WILMINGTON, Del. (AP) — The family of a guard who was killed and five other officers who survived a prison riot sued the state of Delaware in federal court on Tuesday, blaming the deadly uprising on security and staffing problems that officials had ignored for years.

“My hostage clients are presently the walking wounded,” attorney Thomas Neuberger said at a news conference announcing the suit.

“They are here today because I forced them to be here. They’re not recovering well: They’re subject to constant flashbacks, nightmares, terror, insomnia, PTSD. Just their being here today is like ripping a Band Aid off a festering wound,” he said.

Defendants include former governors Ruth Ann Minner and Jack Markell, along with Department of Correction Commissioner Perry Phelps and three former commissioners, and state budget director Michael Jackson and his predecessors.

Inmates took five correctional workers hostage at the maximum-security Vaughn Correctional Center in Smyrna in February, setting off an 18-hour standoff during which correctional officer Steven Floyd was killed.

The siege ended when tactical teams used a backhoe to breach the building and rescue a female counselor. Two other guards had been released earlier after being tormented and beaten by inmates. Three other correctional workers locked themselves in a basement for hours, then climbed to a roof where they were rescued.

Four of the five surviving guards showed up on Tuesday. Not Joshua Wilkinson, though — Neuberger said he has yet to recover from being brutally beaten, thrown handcuffed into a closet and then set on fire with a burning blanket.

The complaint, which seeks a jury trial to determine damage awards, says governors Minner and Markell made understaffing the prisons their official policy for 16 years while hiding the risk and true cost from the legislature.

Overtime pay ballooned to $23 million during their tenure as guards were forced to work 16-hour shifts, in part because Markell required 90 positions to remain vacant, the complaint says.

“This was all the direct fault of two governors who were derelict in their duties to protect those working within the system to keep people safe,” Neuberger said.

Authorities had been warned for years of the problems, he said.
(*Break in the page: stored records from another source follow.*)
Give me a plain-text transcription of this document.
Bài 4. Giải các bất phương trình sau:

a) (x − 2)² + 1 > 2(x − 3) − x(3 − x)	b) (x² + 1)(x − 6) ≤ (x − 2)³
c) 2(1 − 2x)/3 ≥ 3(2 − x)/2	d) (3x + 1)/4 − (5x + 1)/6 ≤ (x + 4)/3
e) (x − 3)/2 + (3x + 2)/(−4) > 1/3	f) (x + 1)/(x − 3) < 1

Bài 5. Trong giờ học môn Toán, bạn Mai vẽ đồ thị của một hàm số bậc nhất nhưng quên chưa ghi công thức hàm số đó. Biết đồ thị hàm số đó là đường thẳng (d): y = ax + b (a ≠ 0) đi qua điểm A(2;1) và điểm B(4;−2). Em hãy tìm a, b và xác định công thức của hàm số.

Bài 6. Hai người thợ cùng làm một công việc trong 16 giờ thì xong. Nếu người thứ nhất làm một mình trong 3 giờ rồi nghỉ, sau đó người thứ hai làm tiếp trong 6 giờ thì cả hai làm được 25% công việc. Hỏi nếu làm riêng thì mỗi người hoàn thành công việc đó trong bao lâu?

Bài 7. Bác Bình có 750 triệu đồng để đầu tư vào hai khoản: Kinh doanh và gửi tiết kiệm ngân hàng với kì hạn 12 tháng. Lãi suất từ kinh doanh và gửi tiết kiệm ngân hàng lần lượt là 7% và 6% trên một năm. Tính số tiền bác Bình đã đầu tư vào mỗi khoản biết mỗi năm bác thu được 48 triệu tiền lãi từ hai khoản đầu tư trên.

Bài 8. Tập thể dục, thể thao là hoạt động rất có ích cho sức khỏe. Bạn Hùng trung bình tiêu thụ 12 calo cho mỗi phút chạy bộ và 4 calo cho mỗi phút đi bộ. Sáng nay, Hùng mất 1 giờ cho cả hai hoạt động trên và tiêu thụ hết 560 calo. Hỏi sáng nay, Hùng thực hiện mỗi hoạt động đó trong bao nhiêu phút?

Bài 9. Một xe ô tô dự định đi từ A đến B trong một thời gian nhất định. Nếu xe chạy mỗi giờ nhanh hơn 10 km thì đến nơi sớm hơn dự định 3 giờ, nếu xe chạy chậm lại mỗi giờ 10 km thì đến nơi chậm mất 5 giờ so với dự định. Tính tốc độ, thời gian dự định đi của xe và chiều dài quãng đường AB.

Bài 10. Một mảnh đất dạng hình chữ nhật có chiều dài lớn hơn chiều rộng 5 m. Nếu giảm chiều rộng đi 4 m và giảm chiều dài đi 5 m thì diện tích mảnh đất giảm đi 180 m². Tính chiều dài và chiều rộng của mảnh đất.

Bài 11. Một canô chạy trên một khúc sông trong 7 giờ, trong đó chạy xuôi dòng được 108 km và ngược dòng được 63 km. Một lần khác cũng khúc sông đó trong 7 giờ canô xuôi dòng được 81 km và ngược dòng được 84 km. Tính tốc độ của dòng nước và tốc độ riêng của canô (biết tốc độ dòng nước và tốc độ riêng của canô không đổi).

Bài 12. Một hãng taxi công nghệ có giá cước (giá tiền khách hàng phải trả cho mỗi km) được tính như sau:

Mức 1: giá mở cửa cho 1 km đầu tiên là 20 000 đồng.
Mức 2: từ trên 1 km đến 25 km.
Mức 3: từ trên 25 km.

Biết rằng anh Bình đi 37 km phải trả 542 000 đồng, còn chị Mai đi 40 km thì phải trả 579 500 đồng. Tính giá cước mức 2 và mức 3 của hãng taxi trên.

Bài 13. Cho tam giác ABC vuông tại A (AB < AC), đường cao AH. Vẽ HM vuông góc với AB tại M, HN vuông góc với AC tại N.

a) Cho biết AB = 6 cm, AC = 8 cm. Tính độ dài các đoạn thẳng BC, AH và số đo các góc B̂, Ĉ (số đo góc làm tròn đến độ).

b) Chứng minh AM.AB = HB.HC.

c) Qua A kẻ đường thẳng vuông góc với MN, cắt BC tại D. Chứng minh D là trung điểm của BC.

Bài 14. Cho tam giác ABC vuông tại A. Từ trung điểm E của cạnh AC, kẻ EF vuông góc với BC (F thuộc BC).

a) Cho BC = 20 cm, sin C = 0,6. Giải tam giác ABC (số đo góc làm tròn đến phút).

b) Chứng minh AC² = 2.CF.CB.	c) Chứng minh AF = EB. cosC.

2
Back in 2005, a convicted rapist repeatedly raped a woman before trying to kill her with an eight-inch, homemade knife. Investigators called for more staff, security cameras and routine weapons checks. More than a decade later, the building where the riot broke out did not have security cameras, the attorneys said.

The union has argued for years for increasing pay and benefits so that more officers can be recruited and retained, ending a heavy reliance on forced overtime to meet minimal operating needs.

A corrections officer familiar with the situation said about 200 corrections officers called out sick on Monday to protest. The officer spoke on condition of anonymity because the situation is a sensitive collective bargaining matter.

Prisons spokeswoman Jayme Gravell said the “vast majority” showed up to work. Gravell said the department doesn’t comment on pending litigation, but said the commissioner is “working hand-in-hand” with the governor and lawmakers to “further ensure the safety and security of DOC facilities.”

The News Journal of Wilmington, Delaware, reported that Phelps emailed employees warning them that officers working shifts during a coordinated sick-out would “be potentially placed in danger by those who do not show up for work.”

Gov. John Carney, who took office in January, is not named as a defendant, but the lawsuit alleges that he violated prison policy by intervening in the emergency response to the uprising.

According to the DOC policy manual, the warden is the “ultimate commander” in the event of a major emergency and is in charge until the situation is resolved.

The complaint alleges that Warden David Pierce had given the green light to a prison emergency response team to retake the building and rescue the hostages within an hour of the start of the uprising, but “the governor instead intervened, “overruled the warden and halted the rescue attempt, for presently unknown reasons.”

The complaint says the warden, who has since been reassigned, was “enraged” by the governor’s intervention.

The lawsuit notes that the plaintiffs have been unable to determine when Floyd’s death occurred because of Carney’s refusal to release autopsy results to his family.

A spokesman for the governor, Jon Starkey, emailed a statement Tuesday saying: “any allegation that the Governor intervened in rescue attempts and overruled the Warden or the Commissioner of the Department of Correction is false.”

He also repeated what he had told The Associated Press in a statement last month, that the “governor trusted his law enforcement team on the ground to make decisions on how best to respond throughout the incident.”